Coding: The Art of Losing Interest and Finding Purpose

I felt there was a gap in the availability of a particular application on the Linux platform that had equivalents on Windows and Mac OS. To remedy this, I started collecting the data sources I would need to tap into, came up with a list of requirements for the first build (can’t escape my Business Analyst tendencies), and started with some basic code to lay the framework for where I’d like to take the app. It’s all very easy to do these things. About four days in however, something happened:

I Began to Lose Interest

I felt like something was missing. It wasn’t that I needed to think of a snazzier application title or think through the GUI design further to get more excited about developing this app. It was more than the development language and the libraries I would need to use. I was losing interest because I felt like the application didn’t have much of a purpose. It would work, but would it fill the gap I felt was missing?

This brought forth some interesting and probably helpful brainstorming that should have happened when I first started thinking about creating this new app. This isn’t for my day job, so I was doing this for fun. Was it still fun? Sort of, but all projects involve drudgery during certain parts of the work. What I began to realize was that there was scope creep in my original design. I kept looking for new ways to bring value to what I was creating, but I began to doubt the app would bring much value in the first place. I wrote down some of the following observations in my notepad:

  • Applications should serve a purpose and make the users’ lives easier. It’s literally what computers were designed for in the first place. Apps can also create a need if it leads to an opportunity for users to improve their lives. I placed a question in my notepad – Does this application make the user’s life easier? The answer was a “maybe,” and honestly, that’s just not good enough.
  • Just because a gap exists doesn’t mean it should be filled. A gap doesn’t equal a need. For example, just because you don’t have any golf balls at the baseball game doesn’t mean you need one to play the game. Perhaps there are no applications of a certain type available because the use case is simply not there.

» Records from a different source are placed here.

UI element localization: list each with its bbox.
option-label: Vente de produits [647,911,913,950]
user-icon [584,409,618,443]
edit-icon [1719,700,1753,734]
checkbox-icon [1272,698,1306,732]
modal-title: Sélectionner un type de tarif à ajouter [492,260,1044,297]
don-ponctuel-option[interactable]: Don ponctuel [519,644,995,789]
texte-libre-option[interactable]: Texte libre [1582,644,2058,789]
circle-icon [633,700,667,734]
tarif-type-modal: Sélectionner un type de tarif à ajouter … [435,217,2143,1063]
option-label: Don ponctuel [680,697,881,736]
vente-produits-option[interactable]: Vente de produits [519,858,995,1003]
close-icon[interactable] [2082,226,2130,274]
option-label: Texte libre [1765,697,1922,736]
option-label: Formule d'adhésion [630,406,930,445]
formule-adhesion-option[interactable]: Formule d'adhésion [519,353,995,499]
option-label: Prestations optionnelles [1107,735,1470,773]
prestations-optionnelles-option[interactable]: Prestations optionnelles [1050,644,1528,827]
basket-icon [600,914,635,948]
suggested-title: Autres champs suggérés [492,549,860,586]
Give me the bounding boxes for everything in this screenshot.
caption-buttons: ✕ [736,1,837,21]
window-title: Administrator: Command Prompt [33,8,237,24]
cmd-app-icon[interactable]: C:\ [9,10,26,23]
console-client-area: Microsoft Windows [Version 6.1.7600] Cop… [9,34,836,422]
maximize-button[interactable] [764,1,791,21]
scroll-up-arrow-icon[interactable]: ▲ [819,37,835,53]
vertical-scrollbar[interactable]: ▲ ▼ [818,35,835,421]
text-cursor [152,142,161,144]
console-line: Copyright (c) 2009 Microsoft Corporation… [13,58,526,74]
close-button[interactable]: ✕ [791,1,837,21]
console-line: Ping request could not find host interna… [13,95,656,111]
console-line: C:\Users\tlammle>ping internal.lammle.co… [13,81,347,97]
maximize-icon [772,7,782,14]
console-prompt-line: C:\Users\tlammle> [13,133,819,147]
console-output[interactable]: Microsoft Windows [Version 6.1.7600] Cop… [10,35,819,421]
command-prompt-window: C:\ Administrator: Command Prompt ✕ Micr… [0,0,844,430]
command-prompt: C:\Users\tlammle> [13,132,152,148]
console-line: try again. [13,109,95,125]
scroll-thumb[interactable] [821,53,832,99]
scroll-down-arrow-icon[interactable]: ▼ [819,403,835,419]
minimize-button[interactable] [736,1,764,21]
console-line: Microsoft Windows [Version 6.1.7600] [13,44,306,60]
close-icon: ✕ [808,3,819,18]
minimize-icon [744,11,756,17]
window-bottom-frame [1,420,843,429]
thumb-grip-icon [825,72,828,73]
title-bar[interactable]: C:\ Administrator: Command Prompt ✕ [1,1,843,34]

It might be that no one has devoted energy to creating the application that is missing. But it’s a question worth asking, because if I wasn’t all that thrilled about using it, why would I want to publish it for someone else to use? Would others be as bored as I was feeling?

Back to Basics

Developing the use case should have been my first step. For example, if someone could quickly gather the information they needed from the Internet, then why would an app that did the same thing be necessary? As a prerequisite for any large project moving forward, I should require myself to fill in the blank on the following statement: “This app will improve the life of the user by providing/doing ___________.” If I can’t fill in that blank, then that indicates that I may not have a very good use case and I probably don’t need to move forward with that idea.

I realized my original design had a lot of “fluff” in it to make the application more useful. If the core functionality didn’t provide enough value, why put in all the work to develop it all the way into a production release? If I had thought through the use case, looked at the available alternatives, then the app I started working on would likely not have left the drawing board.

Finding my Way Back /home

In all, I’m glad I started working on the application that should have never been. If I hadn’t, I wouldn’t have given thought to these questions that will likely drive more of my decisions, especially on larger efforts. One day projects, like PyKBLayoutOptimizer, are fun and thought-provoking, so I don’t really consider them to be in the same category. But I was planning on working on this application for months and maintaining it moving forward. That’s a lot of time to devote to something that might not prove very useful, or even worth it, in the long run. Anyways, that’s how I lost interest and found myself. Thanks for reading. Happy coding!